Thank God for loud music. There is a circus in my butt right now.
im typing and i feel like my hands are on backwards.
Stop texting me, I'm right here.
new low, shannon just screamed FUCK THE IRISH to a 10 year old's face then proceeded to throw a hotdog at his parents. I think its time i take her home.
Just woke up in a hotel next to a 38 year old mom who's married... I think Spring Break has started
Eating doritas dunked in queso con salas. Salllas. Salska. Salsa. Got it. Shhiitt. Salsa con queso. That's better. I'm hot pink socks.
Apparently we had sex last night, and then I made him drive me to the beach so I could puke in the ocean.
I was preparing to do my walk of shame shirtless, but then I found my sweater, wallet and keys neatly piled under a tree in the park.
Met my future wife peeing in the men's room. I stood in for the missing door on the stall. We really hit it off talking about how her butt didn't even touch the seat from all the years of squat lifting in high school.
I just woke up entirely naked on top of a pile of some guy's laundry on his bedroom floor.
When the neighbors threatened to call the cops, he yelled at them that American laws didnt apply to him because he was Danish. He then sang his own version of "America fuck yeah" along to daft punk, then fell down the porch steps. Can we keep him?!?!

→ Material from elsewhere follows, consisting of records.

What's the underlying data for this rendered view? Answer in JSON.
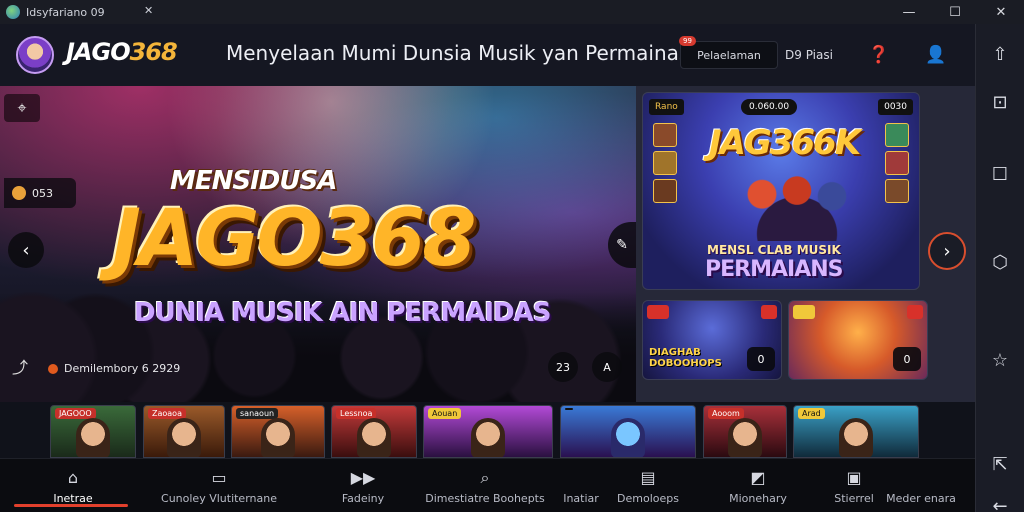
{
  "window": {
    "title": "Idsyfariano 09",
    "pin_icon": "pin-icon",
    "minimize": "—",
    "maximize": "☐",
    "close": "✕"
  },
  "header": {
    "brand_part1": "JAGO",
    "brand_part2": "368",
    "headline": "Menyelaan Mumi  Dunsia Musik yan Permainas",
    "login_label": "Pelaelaman",
    "login_badge": "99",
    "daftar_label": "D9 Piasi",
    "help_icon": "❓",
    "profile_icon": "👤"
  },
  "hero": {
    "kicker": "MENSIDUSA",
    "title": "JAGO368",
    "subtitle": "DUNIA MUSIK AIN PERMAIDAS",
    "counter": "053",
    "caption": "Demilembory  6  2929",
    "ctrl_1": "23",
    "ctrl_2": "A"
  },
  "side": {
    "promo_main": {
      "tag_left": "Rano",
      "tag_center": "0.060.00",
      "tag_right": "0030",
      "title": "JAG366K",
      "sub1": "MENSL CLAB MUSIK",
      "sub2": "PERMAIANS"
    },
    "promo_small_1": {
      "text_1": "DIAGHAB",
      "text_2": "DOBOOHOPS",
      "button": "0"
    },
    "promo_small_2": {
      "button": "0"
    }
  },
  "games": [
    {
      "tag": "JAGOOO"
    },
    {
      "tag": "Zaoaoa"
    },
    {
      "tag": "sanaoun"
    },
    {
      "tag": "Lessnoa"
    },
    {
      "tag": "Aouan"
    },
    {
      "tag": ""
    },
    {
      "tag": "Aooom"
    },
    {
      "tag": "Arad"
    }
  ],
  "nav": {
    "items": [
      {
        "label": "Inetrae",
        "icon": "⌂"
      },
      {
        "label": "Cunoley Vlutiternane",
        "icon": "▭"
      },
      {
        "label": "Fadeiny",
        "icon": "▶▶"
      },
      {
        "label": "Dimestiatre Boohepts",
        "icon": "⌕"
      },
      {
        "label": "Inatiar",
        "icon": ""
      },
      {
        "label": "Demoloeps",
        "icon": "▤"
      },
      {
        "label": "Mionehary",
        "icon": "◩"
      },
      {
        "label": "Stierrel",
        "icon": "▣"
      },
      {
        "label": "Meder enara",
        "icon": ""
      }
    ]
  },
  "colors": {
    "accent": "#e2402c",
    "brand_gold": "#f4b53a",
    "background": "#12141c"
  }
}
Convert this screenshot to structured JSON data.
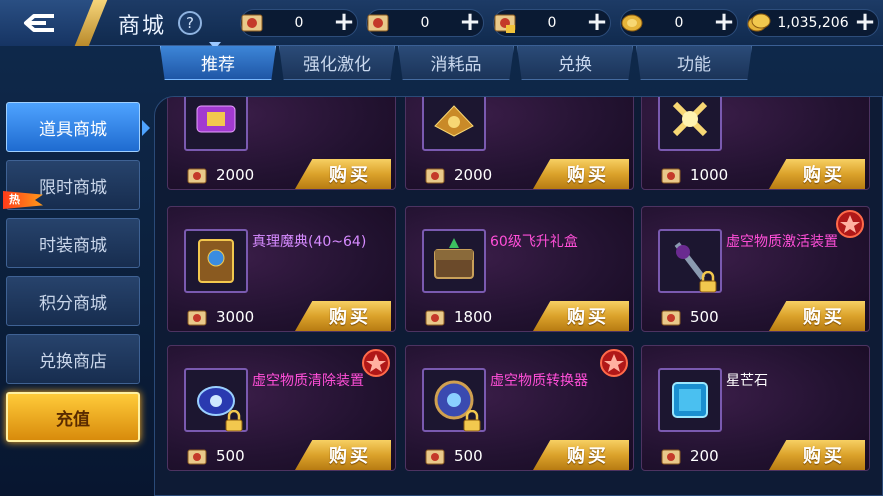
{
  "header": {
    "title": "商城",
    "help_label": "?"
  },
  "currencies": [
    {
      "icon": "scroll-token-icon",
      "value": "0"
    },
    {
      "icon": "scroll-token-icon",
      "value": "0"
    },
    {
      "icon": "locked-scroll-token-icon",
      "value": "0"
    },
    {
      "icon": "gold-coin-icon",
      "value": "0"
    },
    {
      "icon": "gold-coins-icon",
      "value": "1,035,206"
    }
  ],
  "tabs": [
    {
      "label": "推荐",
      "active": true
    },
    {
      "label": "强化激化",
      "active": false
    },
    {
      "label": "消耗品",
      "active": false
    },
    {
      "label": "兑换",
      "active": false
    },
    {
      "label": "功能",
      "active": false
    }
  ],
  "sidebar": {
    "items": [
      {
        "label": "道具商城",
        "active": true
      },
      {
        "label": "限时商城",
        "hot": "热"
      },
      {
        "label": "时装商城"
      },
      {
        "label": "积分商城"
      },
      {
        "label": "兑换商店"
      }
    ],
    "recharge_label": "充值"
  },
  "buy_label": "购买",
  "items": [
    {
      "name": "",
      "price": "2000",
      "color": "#ffffff"
    },
    {
      "name": "",
      "price": "2000",
      "color": "#ffffff"
    },
    {
      "name": "",
      "price": "1000",
      "color": "#ffffff"
    },
    {
      "name": "真理魔典(40~64)",
      "price": "3000",
      "color": "#d68bff"
    },
    {
      "name": "60级飞升礼盒",
      "price": "1800",
      "color": "#ff4fd8"
    },
    {
      "name": "虚空物质激活装置",
      "price": "500",
      "color": "#ff4fd8",
      "locked": true,
      "badge": true
    },
    {
      "name": "虚空物质清除装置",
      "price": "500",
      "color": "#ff4fd8",
      "locked": true,
      "badge": true
    },
    {
      "name": "虚空物质转换器",
      "price": "500",
      "color": "#ff4fd8",
      "locked": true,
      "badge": true
    },
    {
      "name": "星芒石",
      "price": "200",
      "color": "#ffffff"
    }
  ]
}
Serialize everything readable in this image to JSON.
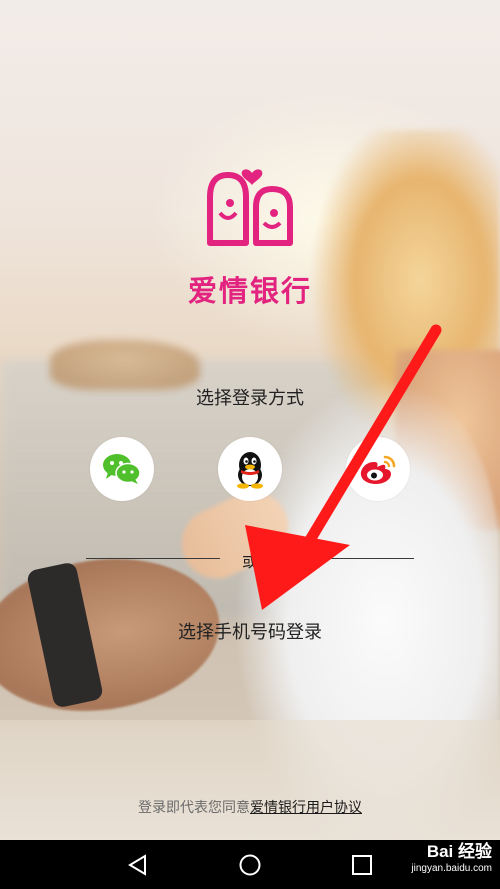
{
  "app": {
    "name": "爱情银行",
    "brand_color": "#e2237f"
  },
  "login": {
    "choose_method": "选择登录方式",
    "methods": [
      {
        "id": "wechat",
        "icon": "wechat-icon",
        "color": "#4fc02c"
      },
      {
        "id": "qq",
        "icon": "qq-penguin-icon",
        "color": "#111111"
      },
      {
        "id": "weibo",
        "icon": "weibo-icon",
        "color": "#e6162d"
      }
    ],
    "or_label": "或",
    "phone_login": "选择手机号码登录"
  },
  "agreement": {
    "prefix": "登录即代表您同意",
    "link": "爱情银行用户协议"
  },
  "annotation": {
    "arrow_color": "#ff1a1a"
  },
  "navbar": {
    "back_icon": "back-triangle-icon",
    "home_icon": "home-circle-icon",
    "recent_icon": "recent-square-icon"
  },
  "watermark": {
    "line1": "Bai 经验",
    "line2": "jingyan.baidu.com"
  }
}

My dad's girlfriend is driving through the snow to bring me my purple haze. If he doesn't wife her up, we have a bigger issue on our hands.
I have a txt file I don't remember making open on my desktop. All it says is "what it's like to be a bat"
I don't think I've ever been sadder than the way I feel when I finish my meal while I'm high
I grabbed the pretzel bag with my toes last night. I think that day of yoga had paid off.
he was snoring so I have him a bj to wake him up and then told him he had to leave.